OAOEV-Vorsitzender Oliver Hermes; Foto: Wilo
08.06.2020
In einem Gastbeitrag im russischen Kommersant schlägt Oliver Hermes eine gemeinsame Industriestrategie vor

"Unser Kontinent steht inmitten einer Bewährungsprobe historischen Ausmaßes: Viele Menschen verlieren ihr Leben oder sind von Arbeitsplatz- und Wohlstandsverlust bedroht. Die Solidarität auf unserem Kontinent in Gesundheits- und zunehmend auch in Wirtschaftsfragen wird in der Coronakrise einem Lackmustest unterzogen. Diese Krise zwingt uns nun zu raschen Antworten. Hierin liegt auch eine große Chance: Die Stunde unseres Kontinents kann noch schlagen, Versäumtes könnte jetzt beschleunigt nachgeholt werden. Dies kann uns gelingen, wenn basierend auf einer gemeinsamen Strategie der EU und Russlands weitere sektorale bzw. funktionale Strategien, wie eine Energie-, Klimaschutz- und Digitalisierungsstrategie mit allen Interdependenzen hinsichtlich einer neu zu definierenden gemeinsamen Industriestrategie entwickelt werden.

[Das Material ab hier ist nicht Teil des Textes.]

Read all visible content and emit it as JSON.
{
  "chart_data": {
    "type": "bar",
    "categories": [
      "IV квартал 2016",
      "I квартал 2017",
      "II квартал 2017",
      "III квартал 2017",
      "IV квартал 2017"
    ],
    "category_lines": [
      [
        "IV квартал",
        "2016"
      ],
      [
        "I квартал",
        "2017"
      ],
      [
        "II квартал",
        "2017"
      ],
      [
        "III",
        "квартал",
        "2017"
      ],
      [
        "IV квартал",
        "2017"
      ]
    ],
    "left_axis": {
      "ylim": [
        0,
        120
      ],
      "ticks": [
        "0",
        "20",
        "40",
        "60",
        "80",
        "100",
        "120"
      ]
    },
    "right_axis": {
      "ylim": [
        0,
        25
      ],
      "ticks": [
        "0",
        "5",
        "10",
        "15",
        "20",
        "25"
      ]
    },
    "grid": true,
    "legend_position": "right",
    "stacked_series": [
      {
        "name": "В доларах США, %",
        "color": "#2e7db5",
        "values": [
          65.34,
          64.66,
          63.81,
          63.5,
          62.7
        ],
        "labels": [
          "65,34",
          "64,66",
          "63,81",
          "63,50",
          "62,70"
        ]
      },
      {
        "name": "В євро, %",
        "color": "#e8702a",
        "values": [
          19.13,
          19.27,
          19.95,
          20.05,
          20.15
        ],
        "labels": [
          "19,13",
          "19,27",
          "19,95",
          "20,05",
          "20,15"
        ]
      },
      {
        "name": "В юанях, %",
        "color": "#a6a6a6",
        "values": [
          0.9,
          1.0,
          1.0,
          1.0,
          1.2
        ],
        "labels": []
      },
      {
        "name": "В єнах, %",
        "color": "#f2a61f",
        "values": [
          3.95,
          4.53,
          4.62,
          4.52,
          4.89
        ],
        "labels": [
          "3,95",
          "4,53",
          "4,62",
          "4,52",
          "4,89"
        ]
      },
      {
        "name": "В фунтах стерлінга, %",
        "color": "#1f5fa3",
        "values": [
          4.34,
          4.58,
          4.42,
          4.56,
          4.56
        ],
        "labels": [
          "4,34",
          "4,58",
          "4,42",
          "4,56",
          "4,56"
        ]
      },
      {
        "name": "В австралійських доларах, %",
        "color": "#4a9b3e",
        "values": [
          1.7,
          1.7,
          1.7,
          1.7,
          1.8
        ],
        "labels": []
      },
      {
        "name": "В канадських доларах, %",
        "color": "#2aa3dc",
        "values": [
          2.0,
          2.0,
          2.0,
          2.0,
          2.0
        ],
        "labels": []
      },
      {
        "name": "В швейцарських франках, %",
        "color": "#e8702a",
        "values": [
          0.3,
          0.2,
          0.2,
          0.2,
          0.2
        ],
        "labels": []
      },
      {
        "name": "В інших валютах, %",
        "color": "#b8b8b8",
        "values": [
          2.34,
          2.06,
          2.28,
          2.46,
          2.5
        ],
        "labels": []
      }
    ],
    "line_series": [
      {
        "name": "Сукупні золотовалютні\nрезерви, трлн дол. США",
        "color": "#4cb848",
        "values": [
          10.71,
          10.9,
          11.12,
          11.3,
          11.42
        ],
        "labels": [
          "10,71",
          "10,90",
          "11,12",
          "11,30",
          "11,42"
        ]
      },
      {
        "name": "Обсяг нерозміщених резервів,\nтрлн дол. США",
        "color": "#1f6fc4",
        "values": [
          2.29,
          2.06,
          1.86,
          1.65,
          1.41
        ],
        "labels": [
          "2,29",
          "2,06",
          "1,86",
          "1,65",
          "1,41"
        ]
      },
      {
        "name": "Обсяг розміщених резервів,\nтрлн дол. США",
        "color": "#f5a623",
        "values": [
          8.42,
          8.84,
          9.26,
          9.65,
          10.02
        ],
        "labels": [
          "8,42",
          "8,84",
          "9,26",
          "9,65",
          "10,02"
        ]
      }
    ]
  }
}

Die Zukunft der Industrie „Beyond the Obvious“

Unternehmer suchen in der Krise immer auch nach Chancen. Das Gleiche sollte für die Politik gelten. Es geht jetzt darum, einen souveränen und solidarischen Kontinent zu bauen, der mehr ist, als ein Juniorpartner Chinas oder der USA. Wenn es Russland und der EU gelingt zu einer koordinierten Industriestrategie zu finden, dann kann sich unser Kontinent im internationalen Wettbewerb neu aufstellen.

Die in den vergangenen Monaten beschlossenen Maßnahmen der Regierungschefs der EU-Staaten stellen das zunächst nur „Notwendige“ zur Bewältigung der Coronakrise dar. Aber die Maßnahmen reichen nicht aus. Sie sind obvious und geben nur eine Antwort auf das Offensichtliche, nämlich die akute und kurzfristige Bewältigung der wirtschaftlichen und sozialen Auswirkungen der Krise. Es ist aber genau jetzt die richtige Zeit beyond the obvious zu denken und den Kontinent in ein neues Zeitalter hineinzuführen.

Einzelne Länder außerhalb der EU haben schon vor Ausbruch der Pandemie nationale Industriestrategien verabschiedet und setzen diese konsequent um. Russland verfolgt eine klar formulierte Industriestrategie mit dem Ziel, die Abhängigkeit von den Rohstoffmärkten, insbesondere von Öl und Gas zu reduzieren. Es wird eine Diversifizierung der Industrie und eine Erhöhung der lokalen Wertschöpfung sowie eine Stärkung der Exportaktivitäten angestrebt. Versucht man aber eine kohärente Industriestrategie der EU zu finden, so wird man bitterlich enttäuscht.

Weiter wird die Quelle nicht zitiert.